The first Chihuahua I come to know was the “baby” of the caretakers at a summer resort where I worked as a cabin cleaner in the great summer destination – the cool land of Ten Thousand Lakes. I do not recall the dog’s name, only that it was in the arms of Ruth Frank, the resort cook, during all her off hours. While she was working, the dog was confined to a small cabin she occupied. The cabin next door was home to me and other cabin girls. Nights in Minnesota were cool and we had to stoke our own pot bellied “air tight” stoves. One morning I over stoked. Before anyone was aware of a fire, flames had engulfed my cabin and Ruth’s too late to save the dog or any thing else.

For years I was pretty much free from Chihuahuas until I undertook a census and walked from house to house recording eligible school children for attendance in Stearns county schools. I was not afraid of dogs that loudly announced my intrusion. They came out to greet me and I was nonchalant and got the information the school district required. Dogs often ushered me out to the street and saw me merrily on my way. A chihuahua was more attentive. It was unwilling to let me go too easily.
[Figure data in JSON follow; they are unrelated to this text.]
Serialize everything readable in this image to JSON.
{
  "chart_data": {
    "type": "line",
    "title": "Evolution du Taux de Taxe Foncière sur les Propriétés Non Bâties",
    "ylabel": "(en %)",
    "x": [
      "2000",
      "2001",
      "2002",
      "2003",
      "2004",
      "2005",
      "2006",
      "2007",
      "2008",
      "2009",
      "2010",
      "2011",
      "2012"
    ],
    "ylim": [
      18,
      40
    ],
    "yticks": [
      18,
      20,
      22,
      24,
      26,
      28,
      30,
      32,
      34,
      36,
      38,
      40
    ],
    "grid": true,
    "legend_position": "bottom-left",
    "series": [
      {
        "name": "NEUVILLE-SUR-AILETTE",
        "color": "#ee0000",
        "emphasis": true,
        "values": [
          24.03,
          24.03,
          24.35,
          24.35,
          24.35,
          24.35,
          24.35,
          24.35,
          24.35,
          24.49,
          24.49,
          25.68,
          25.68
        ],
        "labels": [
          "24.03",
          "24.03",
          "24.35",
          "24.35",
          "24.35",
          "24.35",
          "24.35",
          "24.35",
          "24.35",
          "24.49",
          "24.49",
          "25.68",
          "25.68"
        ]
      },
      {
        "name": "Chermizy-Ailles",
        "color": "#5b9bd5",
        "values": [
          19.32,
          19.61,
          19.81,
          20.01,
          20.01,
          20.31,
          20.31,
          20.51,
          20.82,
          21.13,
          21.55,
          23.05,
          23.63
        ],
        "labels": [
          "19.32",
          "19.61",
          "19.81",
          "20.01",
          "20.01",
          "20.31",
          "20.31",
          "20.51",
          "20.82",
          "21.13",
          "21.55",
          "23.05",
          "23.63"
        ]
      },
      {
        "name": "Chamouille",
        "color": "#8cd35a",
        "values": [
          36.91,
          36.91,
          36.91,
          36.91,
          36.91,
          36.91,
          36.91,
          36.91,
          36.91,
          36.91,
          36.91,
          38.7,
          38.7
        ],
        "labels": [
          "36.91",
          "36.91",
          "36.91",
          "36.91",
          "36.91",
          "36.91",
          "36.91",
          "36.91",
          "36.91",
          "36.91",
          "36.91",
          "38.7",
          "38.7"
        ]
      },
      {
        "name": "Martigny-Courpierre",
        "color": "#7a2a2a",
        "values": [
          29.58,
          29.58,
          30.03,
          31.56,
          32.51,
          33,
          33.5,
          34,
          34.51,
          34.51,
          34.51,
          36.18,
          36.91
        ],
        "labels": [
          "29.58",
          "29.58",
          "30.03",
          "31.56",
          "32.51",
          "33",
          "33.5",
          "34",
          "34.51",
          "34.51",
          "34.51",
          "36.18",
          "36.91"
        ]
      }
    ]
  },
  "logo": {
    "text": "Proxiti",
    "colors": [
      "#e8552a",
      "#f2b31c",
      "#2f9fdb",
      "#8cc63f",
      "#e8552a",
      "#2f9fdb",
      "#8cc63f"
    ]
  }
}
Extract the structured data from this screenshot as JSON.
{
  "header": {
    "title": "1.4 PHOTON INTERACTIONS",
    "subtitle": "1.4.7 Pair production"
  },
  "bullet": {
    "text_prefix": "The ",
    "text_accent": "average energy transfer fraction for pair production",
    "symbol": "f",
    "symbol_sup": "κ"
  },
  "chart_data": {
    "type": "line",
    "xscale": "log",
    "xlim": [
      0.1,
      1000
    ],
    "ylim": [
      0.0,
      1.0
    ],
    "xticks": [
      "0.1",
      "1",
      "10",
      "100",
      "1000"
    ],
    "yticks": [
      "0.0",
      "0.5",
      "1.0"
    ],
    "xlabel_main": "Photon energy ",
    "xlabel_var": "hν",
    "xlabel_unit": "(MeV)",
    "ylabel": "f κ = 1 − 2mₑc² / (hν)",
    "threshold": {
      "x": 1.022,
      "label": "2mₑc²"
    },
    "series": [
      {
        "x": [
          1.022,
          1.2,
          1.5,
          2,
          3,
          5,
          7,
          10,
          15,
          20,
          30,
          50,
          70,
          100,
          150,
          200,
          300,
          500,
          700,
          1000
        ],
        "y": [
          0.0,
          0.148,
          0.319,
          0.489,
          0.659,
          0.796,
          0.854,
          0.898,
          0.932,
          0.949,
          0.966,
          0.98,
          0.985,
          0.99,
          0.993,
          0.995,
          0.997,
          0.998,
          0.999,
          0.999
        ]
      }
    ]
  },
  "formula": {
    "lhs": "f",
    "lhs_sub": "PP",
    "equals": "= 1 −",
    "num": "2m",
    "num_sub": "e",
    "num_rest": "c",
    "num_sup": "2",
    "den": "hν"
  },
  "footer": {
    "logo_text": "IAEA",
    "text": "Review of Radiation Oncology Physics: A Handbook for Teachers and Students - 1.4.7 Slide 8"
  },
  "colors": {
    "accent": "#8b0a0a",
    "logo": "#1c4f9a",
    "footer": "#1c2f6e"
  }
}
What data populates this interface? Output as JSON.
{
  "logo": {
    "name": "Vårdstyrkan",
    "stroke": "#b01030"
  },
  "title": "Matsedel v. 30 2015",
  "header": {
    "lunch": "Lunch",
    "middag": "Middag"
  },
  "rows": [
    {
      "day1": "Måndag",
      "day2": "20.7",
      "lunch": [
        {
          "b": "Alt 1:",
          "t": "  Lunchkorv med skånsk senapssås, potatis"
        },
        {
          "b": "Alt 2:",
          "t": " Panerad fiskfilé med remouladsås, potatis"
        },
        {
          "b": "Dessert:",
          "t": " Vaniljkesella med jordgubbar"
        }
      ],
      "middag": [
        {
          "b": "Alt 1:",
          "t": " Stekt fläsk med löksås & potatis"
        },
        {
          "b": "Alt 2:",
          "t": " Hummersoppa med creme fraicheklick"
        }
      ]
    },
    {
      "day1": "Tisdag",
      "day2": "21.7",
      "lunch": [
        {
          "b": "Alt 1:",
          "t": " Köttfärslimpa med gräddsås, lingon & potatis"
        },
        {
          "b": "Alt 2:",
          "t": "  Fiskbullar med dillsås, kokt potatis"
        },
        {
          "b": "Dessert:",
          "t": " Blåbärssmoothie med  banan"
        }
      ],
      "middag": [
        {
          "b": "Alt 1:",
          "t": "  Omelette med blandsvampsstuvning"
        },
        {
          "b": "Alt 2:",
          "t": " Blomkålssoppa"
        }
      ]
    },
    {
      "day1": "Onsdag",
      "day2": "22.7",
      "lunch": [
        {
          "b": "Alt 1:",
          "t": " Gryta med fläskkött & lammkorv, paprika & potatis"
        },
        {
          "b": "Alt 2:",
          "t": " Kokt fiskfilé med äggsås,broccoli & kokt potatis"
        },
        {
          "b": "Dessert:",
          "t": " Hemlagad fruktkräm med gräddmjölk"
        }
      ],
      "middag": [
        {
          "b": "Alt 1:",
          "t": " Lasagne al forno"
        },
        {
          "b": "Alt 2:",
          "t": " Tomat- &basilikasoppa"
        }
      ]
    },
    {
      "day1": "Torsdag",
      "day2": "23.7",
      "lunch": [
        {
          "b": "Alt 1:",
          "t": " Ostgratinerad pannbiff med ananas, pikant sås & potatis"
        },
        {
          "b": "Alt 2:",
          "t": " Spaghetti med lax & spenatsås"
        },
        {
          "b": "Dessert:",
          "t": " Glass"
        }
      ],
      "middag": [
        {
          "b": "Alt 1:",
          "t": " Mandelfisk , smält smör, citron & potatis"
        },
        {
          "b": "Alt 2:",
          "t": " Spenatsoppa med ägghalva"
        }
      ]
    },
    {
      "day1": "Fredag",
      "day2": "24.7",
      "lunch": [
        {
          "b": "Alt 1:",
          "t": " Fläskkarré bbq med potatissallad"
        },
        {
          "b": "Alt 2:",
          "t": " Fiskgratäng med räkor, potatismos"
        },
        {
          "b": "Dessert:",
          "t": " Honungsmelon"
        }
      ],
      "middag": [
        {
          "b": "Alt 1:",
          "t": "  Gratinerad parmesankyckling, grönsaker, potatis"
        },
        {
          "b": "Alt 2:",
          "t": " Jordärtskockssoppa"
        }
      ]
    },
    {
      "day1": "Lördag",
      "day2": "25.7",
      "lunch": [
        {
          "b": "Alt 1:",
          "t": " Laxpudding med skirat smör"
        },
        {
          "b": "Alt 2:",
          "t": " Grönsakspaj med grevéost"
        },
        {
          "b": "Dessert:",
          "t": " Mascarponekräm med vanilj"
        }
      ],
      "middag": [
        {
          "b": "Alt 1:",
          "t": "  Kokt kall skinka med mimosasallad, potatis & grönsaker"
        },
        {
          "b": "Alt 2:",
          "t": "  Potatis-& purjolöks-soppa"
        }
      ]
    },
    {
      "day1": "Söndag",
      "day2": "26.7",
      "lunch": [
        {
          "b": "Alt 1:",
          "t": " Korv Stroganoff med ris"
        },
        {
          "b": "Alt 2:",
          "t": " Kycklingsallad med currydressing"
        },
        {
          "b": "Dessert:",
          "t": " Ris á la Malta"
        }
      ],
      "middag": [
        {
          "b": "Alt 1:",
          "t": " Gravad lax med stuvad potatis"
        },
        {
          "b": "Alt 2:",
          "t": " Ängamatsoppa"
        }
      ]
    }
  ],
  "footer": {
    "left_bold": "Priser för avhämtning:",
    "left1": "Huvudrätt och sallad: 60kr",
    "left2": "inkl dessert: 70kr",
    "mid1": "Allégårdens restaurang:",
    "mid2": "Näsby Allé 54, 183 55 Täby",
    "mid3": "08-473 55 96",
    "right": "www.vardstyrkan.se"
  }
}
It nipped at the tendon of my departing ankle.

Not bringing forth blood, the sharp teeth brought forth the memory of the chihuahua I had murdered in my innocent youth. Was I destined to atone for the crime by becoming surrounded by dogs during my married life? Not tiny itty bitty short haired dogs but 70 pound Irish Setters with hair long enough to card and spin into yarn. Dogs that annually gave birth to 11 pups. One such birth occurred on the day the son with whom I am now visiting was born. His older brother was at home attending farm chores among which was the pregnant dog. When whelping began, the dog was brought into the living room to escape the below zero weather Minnesota is so famous for.

So much for dogs. I am not allergic to them, or cats either, but I do not welcome their tongues on my face considering what and where those wash clothes so lovingly attend.